The two usual culprits are missing open graph tags, or something either blocking the Discourse UA or cloud provider IP ranges. Just because we can see the tags locally in our browser doesn’t mean the server necessarily can.
A bit of tinkering in cURL from your VPS will usually identify the cause.
Use the iframely tool to troubleshoot the opengraph / oembed tags in the page. Lacking a text description of any kind is another reason I sometimes see in the wild.
The only difference I can see between the ABC News example, above, and this NBC News link is that NBC includes more image sizes, icons, and a date and description. Could any of those be “showstoppers” that prevent onebox from kicking in?
Hmm and CNN is also missing a description, but does have an icon and date. So maybe description is a required field… ?
That seems like… a dramatic step. I don’t see why all the beautiful grace of the onebox should be discarded if just a description is missing. I’ll try to do a PR that allows sites that don’t have a description field (so far, we have found that ABC and CNN are two of them) to still let the image and headline through.
I was actually thinking given the number of times this has come up as a support topic … if the only thing preventing oneboxing is lack of a description (or a too short description), we should probably add a placeholder description, something like:
This page provided no description tags
Then at least it oneboxes and it’s clear what is going on, can you assign that @sam?
With all due respect-- if a description is not available, why display a message like this?!
This is a useful message if you are debugging onebox. For techies like us, great, terrific.
But if you are a normal human being who just wants to post a link to some non-tech site and you don’t care about the internal workings of onebox, this message adds nothing except noise. I promise you, a vast majority of the people using Discourse (on sites about cars, software support, communities, audio equipment, etc.) don’t know or care what a “description tag” is, or why it matters, nor do they care if the link they posted “provided” it or not. All they want is their links to look pretty, period, full stop.
That said: yeah, I think we all agree that there’s no need to hobble onebox to work only on sites with a description tag-- especially when a description is not really necessary. A headline and photo not only look perfectly acceptable, but they are far better than nothing.
Neither Facebook nor Twitter require descriptions (and they never add a message like “This page provided no description tags”), and they have no problem working with just a photo and a headline to make a nice looking link. I see no reason that my favorite forward-thinking forum software can’t follow suit.
This is premature. This may or may not happen, @codinghorror is the PM and gets to choose the implementation we go with.
I think that the no description, no onebox rule should be lifted and be an opt-in thing if we must, but ultimately this is not my call.

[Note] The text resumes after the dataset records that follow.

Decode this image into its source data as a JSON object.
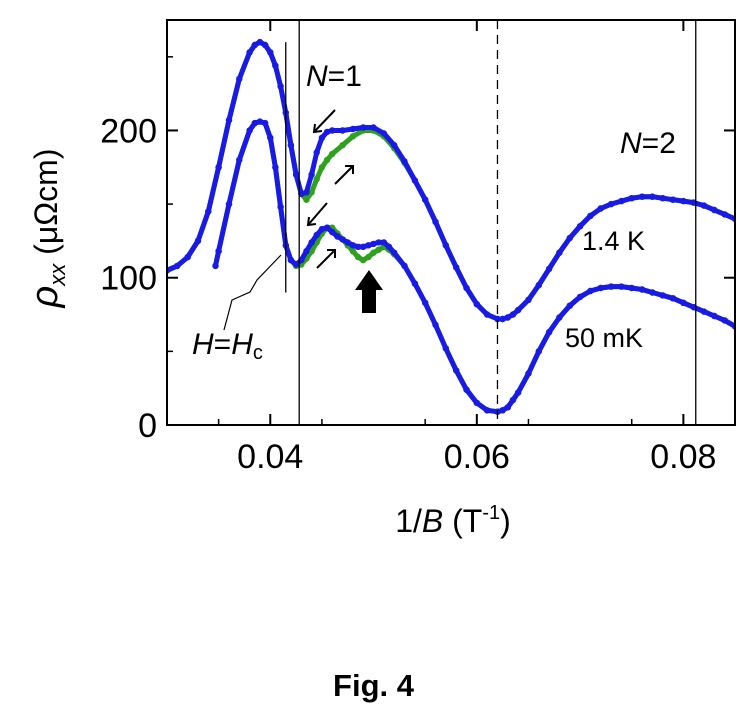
{
  "chart_data": {
    "type": "line",
    "xlabel": "1/B (T-1)",
    "xlabel_parts": {
      "prefix": "1/",
      "var": "B",
      "open": " (T",
      "sup": "-1",
      "close": ")"
    },
    "ylabel": "ρxx (μΩcm)",
    "ylabel_parts": {
      "sym": "ρ",
      "sub": "xx",
      "unit": " (μΩcm)"
    },
    "xlim": [
      0.03,
      0.085
    ],
    "ylim": [
      0,
      275
    ],
    "xticks": [
      0.04,
      0.06,
      0.08
    ],
    "xtick_labels": [
      "0.04",
      "0.06",
      "0.08"
    ],
    "yticks": [
      0,
      100,
      200
    ],
    "ytick_labels": [
      "0",
      "100",
      "200"
    ],
    "vlines": [
      {
        "x": 0.0415,
        "ymin": 90,
        "ymax": 260,
        "style": "solid"
      },
      {
        "x": 0.0428,
        "ymin": 0,
        "ymax": 275,
        "style": "solid"
      },
      {
        "x": 0.062,
        "ymin": 0,
        "ymax": 275,
        "style": "dashed"
      },
      {
        "x": 0.0812,
        "ymin": 0,
        "ymax": 275,
        "style": "solid"
      }
    ],
    "series": [
      {
        "name": "1.4 K",
        "color": "#2ea11e",
        "x": [
          0.03,
          0.031,
          0.032,
          0.033,
          0.034,
          0.035,
          0.036,
          0.037,
          0.038,
          0.0385,
          0.039,
          0.0395,
          0.04,
          0.0405,
          0.041,
          0.0415,
          0.042,
          0.0425,
          0.043,
          0.0435,
          0.044,
          0.0445,
          0.045,
          0.0455,
          0.046,
          0.047,
          0.048,
          0.049,
          0.05,
          0.051,
          0.052,
          0.053,
          0.054,
          0.055,
          0.056,
          0.057,
          0.058,
          0.059,
          0.06,
          0.061,
          0.062,
          0.0625,
          0.063,
          0.0635,
          0.064,
          0.065,
          0.066,
          0.067,
          0.068,
          0.069,
          0.07,
          0.071,
          0.072,
          0.073,
          0.074,
          0.075,
          0.076,
          0.077,
          0.078,
          0.079,
          0.08,
          0.081,
          0.082,
          0.083,
          0.084,
          0.085
        ],
        "y": [
          105,
          108,
          114,
          125,
          145,
          175,
          207,
          235,
          253,
          258,
          260,
          258,
          253,
          244,
          230,
          212,
          190,
          170,
          157,
          153,
          158,
          167,
          175,
          180,
          184,
          190,
          196,
          200,
          200,
          196,
          188,
          178,
          166,
          153,
          138,
          122,
          107,
          93,
          82,
          75,
          72,
          72,
          73,
          75,
          78,
          85,
          95,
          106,
          117,
          127,
          135,
          142,
          147,
          150,
          152,
          154,
          155,
          155,
          154,
          153,
          152,
          151,
          149,
          146,
          143,
          140
        ]
      },
      {
        "name": "50 mK",
        "color": "#2ea11e",
        "x": [
          0.0347,
          0.035,
          0.036,
          0.037,
          0.038,
          0.0385,
          0.039,
          0.0395,
          0.04,
          0.0405,
          0.041,
          0.0415,
          0.042,
          0.0425,
          0.043,
          0.0435,
          0.044,
          0.0445,
          0.045,
          0.0455,
          0.046,
          0.0465,
          0.047,
          0.0475,
          0.048,
          0.0485,
          0.049,
          0.0495,
          0.05,
          0.0505,
          0.051,
          0.0515,
          0.052,
          0.053,
          0.054,
          0.055,
          0.056,
          0.057,
          0.058,
          0.059,
          0.06,
          0.061,
          0.062,
          0.0625,
          0.063,
          0.0635,
          0.064,
          0.065,
          0.066,
          0.067,
          0.068,
          0.069,
          0.07,
          0.071,
          0.072,
          0.073,
          0.074,
          0.075,
          0.076,
          0.077,
          0.078,
          0.079,
          0.08,
          0.081,
          0.082,
          0.083,
          0.084,
          0.085
        ],
        "y": [
          108,
          118,
          150,
          180,
          200,
          205,
          206,
          205,
          195,
          175,
          148,
          122,
          112,
          108,
          109,
          113,
          118,
          124,
          130,
          134,
          134,
          130,
          126,
          122,
          118,
          114,
          112,
          114,
          117,
          119,
          121,
          119,
          116,
          108,
          96,
          83,
          68,
          52,
          37,
          24,
          15,
          10,
          9,
          10,
          12,
          17,
          22,
          35,
          50,
          63,
          73,
          81,
          87,
          91,
          93,
          94,
          94,
          93,
          92,
          90,
          88,
          86,
          83,
          80,
          77,
          74,
          71,
          67
        ]
      },
      {
        "name": "1.4 K",
        "color": "#1a1ae6",
        "x": [
          0.03,
          0.031,
          0.032,
          0.033,
          0.034,
          0.035,
          0.036,
          0.037,
          0.038,
          0.0385,
          0.039,
          0.0395,
          0.04,
          0.0405,
          0.041,
          0.0415,
          0.042,
          0.0425,
          0.043,
          0.0435,
          0.044,
          0.0445,
          0.045,
          0.0455,
          0.046,
          0.047,
          0.048,
          0.049,
          0.05,
          0.051,
          0.052,
          0.053,
          0.054,
          0.055,
          0.056,
          0.057,
          0.058,
          0.059,
          0.06,
          0.061,
          0.062,
          0.0625,
          0.063,
          0.0635,
          0.064,
          0.065,
          0.066,
          0.067,
          0.068,
          0.069,
          0.07,
          0.071,
          0.072,
          0.073,
          0.074,
          0.075,
          0.076,
          0.077,
          0.078,
          0.079,
          0.08,
          0.081,
          0.082,
          0.083,
          0.084,
          0.085
        ],
        "y": [
          105,
          108,
          114,
          125,
          145,
          175,
          207,
          235,
          253,
          258,
          260,
          258,
          253,
          244,
          230,
          212,
          190,
          170,
          157,
          158,
          170,
          185,
          195,
          199,
          200,
          200,
          201,
          202,
          202,
          198,
          190,
          179,
          166,
          153,
          138,
          122,
          107,
          93,
          82,
          75,
          72,
          72,
          73,
          75,
          78,
          85,
          95,
          106,
          117,
          127,
          135,
          142,
          147,
          150,
          152,
          154,
          155,
          155,
          154,
          153,
          152,
          151,
          149,
          146,
          143,
          140
        ]
      },
      {
        "name": "50 mK",
        "color": "#1a1ae6",
        "x": [
          0.0347,
          0.035,
          0.036,
          0.037,
          0.038,
          0.0385,
          0.039,
          0.0395,
          0.04,
          0.0405,
          0.041,
          0.0415,
          0.042,
          0.0425,
          0.043,
          0.0435,
          0.044,
          0.0445,
          0.045,
          0.0455,
          0.046,
          0.0465,
          0.047,
          0.0475,
          0.048,
          0.0485,
          0.049,
          0.0495,
          0.05,
          0.0505,
          0.051,
          0.0515,
          0.052,
          0.053,
          0.054,
          0.055,
          0.056,
          0.057,
          0.058,
          0.059,
          0.06,
          0.061,
          0.062,
          0.0625,
          0.063,
          0.0635,
          0.064,
          0.065,
          0.066,
          0.067,
          0.068,
          0.069,
          0.07,
          0.071,
          0.072,
          0.073,
          0.074,
          0.075,
          0.076,
          0.077,
          0.078,
          0.079,
          0.08,
          0.081,
          0.082,
          0.083,
          0.084,
          0.085
        ],
        "y": [
          108,
          118,
          150,
          180,
          200,
          205,
          206,
          205,
          195,
          175,
          148,
          122,
          112,
          109,
          112,
          118,
          124,
          129,
          133,
          134,
          131,
          128,
          126,
          124,
          122,
          121,
          121,
          122,
          123,
          124,
          124,
          121,
          117,
          108,
          96,
          83,
          68,
          52,
          37,
          24,
          15,
          10,
          9,
          10,
          12,
          17,
          22,
          35,
          50,
          63,
          73,
          81,
          87,
          91,
          93,
          94,
          94,
          93,
          92,
          90,
          88,
          86,
          83,
          80,
          77,
          74,
          71,
          67
        ]
      }
    ],
    "annotations": {
      "n1": {
        "sym": "N",
        "rest": "=1"
      },
      "n2": {
        "sym": "N",
        "rest": "=2"
      },
      "temp_high": "1.4 K",
      "temp_low": "50 mK",
      "hc": {
        "h": "H",
        "eq": "=",
        "h2": "H",
        "sub": "c"
      }
    }
  },
  "figure_label": "Fig. 4"
}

If we lift the “no description, no onebox” rule or make it optional we may need a new visual template for for descriptionless oneboxes, this is not a trivial problem. “no description, not onebox” rule was born from people complaining that they did not like how it rendered without descriptions.
Really, people prefer option A over bption B? (And more to the point-- really, folks complained that option B was ugly? It seems perfectly workable to me, aesthetically…)

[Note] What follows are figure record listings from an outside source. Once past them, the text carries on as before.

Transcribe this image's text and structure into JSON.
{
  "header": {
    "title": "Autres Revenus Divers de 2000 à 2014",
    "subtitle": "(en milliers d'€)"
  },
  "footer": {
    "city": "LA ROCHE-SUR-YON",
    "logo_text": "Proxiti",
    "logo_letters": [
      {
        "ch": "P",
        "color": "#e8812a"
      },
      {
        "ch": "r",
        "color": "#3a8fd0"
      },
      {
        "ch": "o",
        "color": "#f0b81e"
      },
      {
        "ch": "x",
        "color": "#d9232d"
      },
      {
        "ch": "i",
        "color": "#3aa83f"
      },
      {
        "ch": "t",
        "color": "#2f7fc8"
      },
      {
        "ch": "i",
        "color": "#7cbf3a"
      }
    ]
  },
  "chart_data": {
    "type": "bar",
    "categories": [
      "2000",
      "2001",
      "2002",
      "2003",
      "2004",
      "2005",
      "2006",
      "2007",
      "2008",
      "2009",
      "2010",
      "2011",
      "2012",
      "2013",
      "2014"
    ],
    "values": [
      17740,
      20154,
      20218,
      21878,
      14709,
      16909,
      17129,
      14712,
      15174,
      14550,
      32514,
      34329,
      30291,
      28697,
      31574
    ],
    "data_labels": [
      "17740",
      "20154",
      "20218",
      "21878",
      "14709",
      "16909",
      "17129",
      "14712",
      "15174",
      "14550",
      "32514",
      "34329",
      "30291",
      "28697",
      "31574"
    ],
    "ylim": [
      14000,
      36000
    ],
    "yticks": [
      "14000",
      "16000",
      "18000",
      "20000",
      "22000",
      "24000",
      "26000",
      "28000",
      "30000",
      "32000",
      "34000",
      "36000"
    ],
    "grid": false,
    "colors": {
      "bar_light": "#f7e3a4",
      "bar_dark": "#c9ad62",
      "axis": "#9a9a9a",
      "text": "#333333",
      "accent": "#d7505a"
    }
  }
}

Not sure I follow what you are saying here? When I post a link on Twitter, if there’s no description, it still expands fine? Here’s a test I just did with the CNN link from my 1st post in this thread.
And here’s how Discourse currently renders the exact same link:
Sorry to piggyback but to help reduce support noise could we also have more verbose logging of onebox failures at some point, so site admins are less in the dark when things don’t ‘box?
I am fine with the change as long as the layout doesn’t require a lot of fixing @sam … this has long surpassed the rule of 3 so allowing oneboxes without a description is probably fine at this point.